ADR-034 — Build system and package layout¶
Status · Accepted Date · 2026-04-27 TA anchor · /stack, /components Related RFC · None (engineering choice)
Context¶
Chemigram is a Python package distributed for local install. The choice of build backend, source layout, and distribution boundary affects how contributors set up the project, how releases are made, how sibling projects (chemigram-vocabulary-starter, chemigram-masker-sam) integrate, and the long-term maintenance cost of the build infrastructure.
The components that need packaging are chemigram_core (engine, no AI dependencies) and chemigram_mcp (MCP server adapter). The relationship is tight — the MCP server is the only interface a typical user invokes, but chemigram_core is also usable standalone (as a library) for testing, scripting, or alternative agent integrations.
Decision¶
Use a single PyPI distribution chemigram built with hatchling as the PEP 517 build backend, declared entirely in pyproject.toml. Source layout is src/-style with two top-level modules:
chemigram/
├── pyproject.toml
├── src/
│ └── chemigram/
│ ├── core/ # engine, no AI deps
│ └── mcp/ # MCP server adapter
└── tests/
The package imports as chemigram.core and chemigram.mcp. Sibling projects (chemigram-vocabulary-starter, chemigram-masker-sam) are separate distributions in separate repos.
Rationale¶
pyproject.tomlis the modern standard (PEP 517/518/621). All metadata, build config, and tool config in one file.- Hatchling is the lightest-weight modern build backend — no
setup.py, minimal config, written by the same author ashatch. Avoids setuptools' verbosity and Poetry's wrapper-on-top-of-standards approach. src/-layout prevents accidental imports of the project's own code during testing — the package must be properly installed (typically as-efor development) for tests to find it. This catches packaging bugs early.- Single distribution for
core+mcpmatches v1 reality. The two components are tightly coupled — there's no serious use case forchemigram_corewithoutchemigram_mcpin v1. Splitting them into separate distributions adds release-coordination cost without benefit. - Sibling projects in separate distributions keeps optional capabilities (e.g., SAM masking) out of the engine's dependency tree, supporting BYOA (ADR-007).
Alternatives considered¶
- Setuptools backend: mature and bulletproof but more verbose configuration;
hatchlingis simpler for a project of this size. - Poetry: decent UX but introduces its own ecosystem (poetry.lock, poetry-specific commands) on top of standards. The wrapper isn't worth it for a single-package project.

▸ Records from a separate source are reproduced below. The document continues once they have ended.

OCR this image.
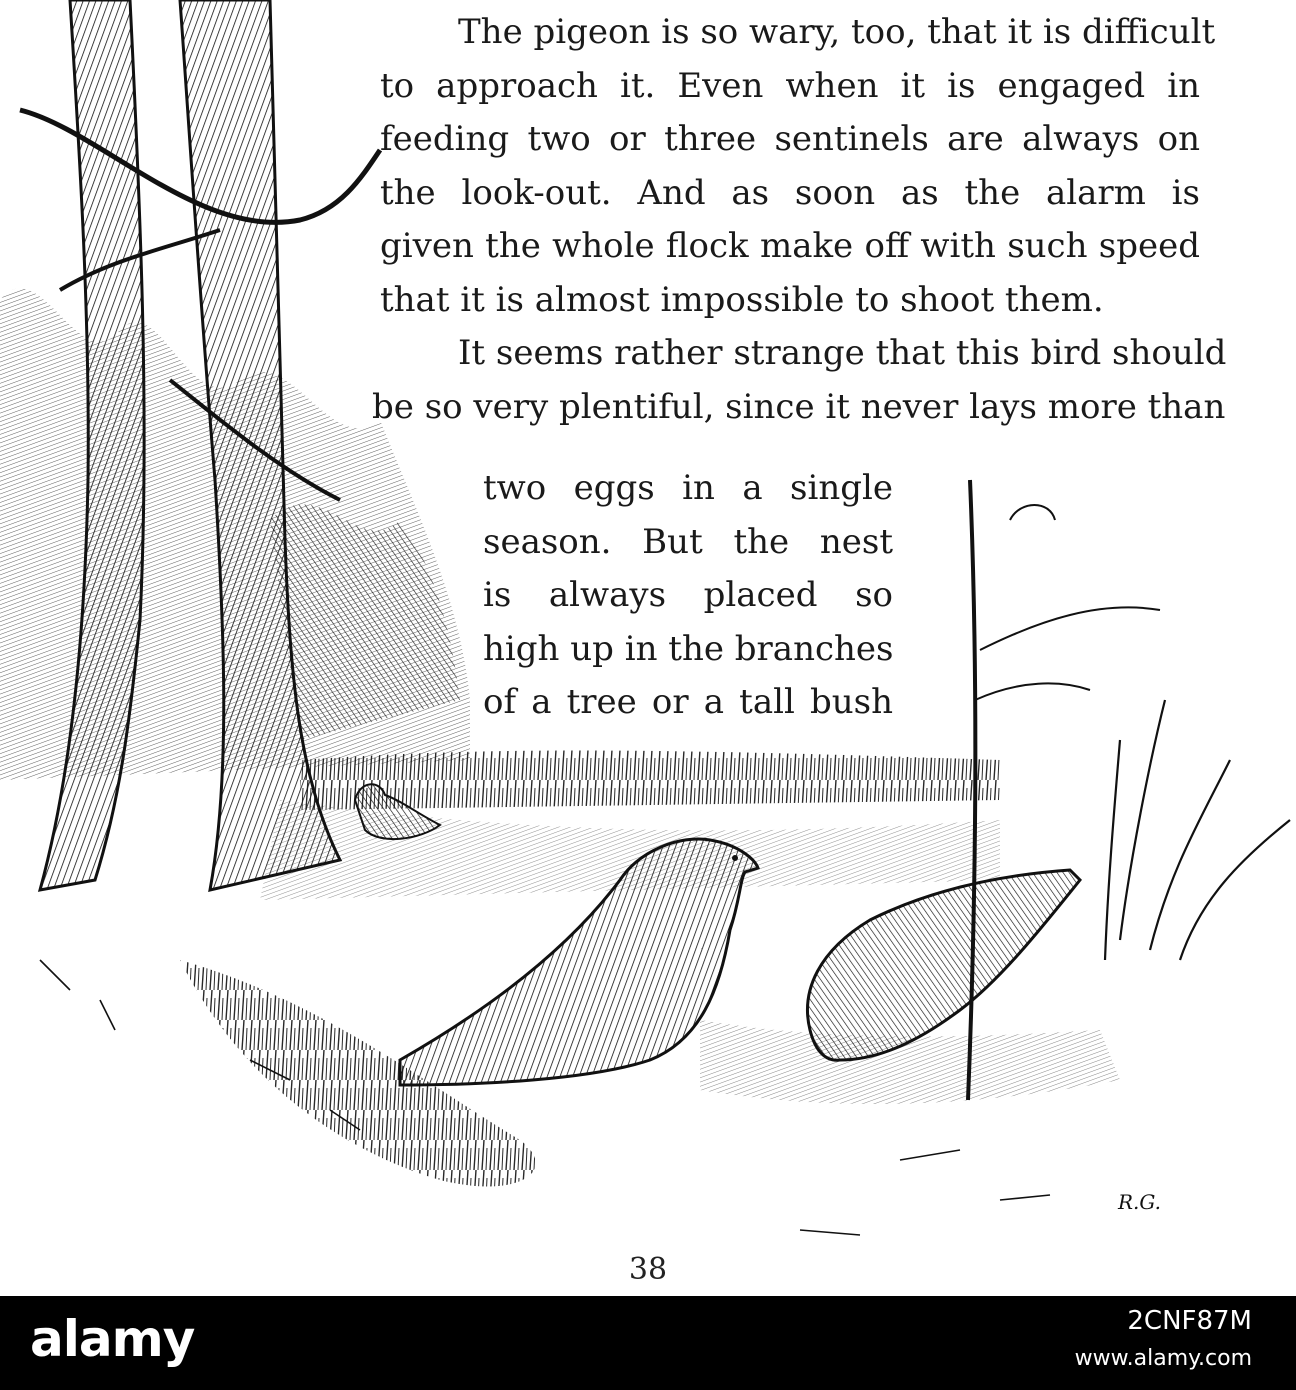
The pigeon is so wary, too, that it is difficult
to approach it. Even when it is engaged in
feeding two or three sentinels are always on
the look-out. And as soon as the alarm is
given the whole flock make off with such speed
that it is almost impossible to shoot them.
It seems rather strange that this bird should
be so very plentiful, since it never lays more than
two eggs in a single
season. But the nest
is always placed so
high up in the branches
of a tree or a tall bush
R.G.
38
alamy	2CNF87M
www.alamy.com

- Flit: simpler than hatchling but less flexible for future build customization.
- Two distributions (
chemigram-core+chemigram-mcp): considered but rejected for v1 — coordination cost, no use case driving the split. - Flat layout (no
src/): simpler at a glance but allows accidentally importing the in-repo source instead of the installed package; src/-layout is the modern best practice. - Namespace packages: considered for sibling-project integration but adds complexity; flat package boundaries are simpler.
Consequences¶
Positive:
- Single source of truth for build config (pyproject.toml)
- Lean build setup; minimal maintenance
- Clean separation between engine and MCP layer at the module level
- Sibling projects can integrate as separate distributions cleanly
Negative:
- chemigram_core and chemigram_mcp versions move in lockstep (acceptable trade-off; they don't release independently)
- src/-layout requires pip install -e . for development, slightly less convenient than flat layout (mitigation: documented in CONTRIBUTING.md)
Implementation notes¶
pyproject.toml declares [build-system] requires = ["hatchling"]; build-backend = "hatchling.build". The [tool.hatch.build] section names src/chemigram as the source root. Console scripts (e.g., chemigram-mcp for the MCP entry point) are declared under [project.scripts].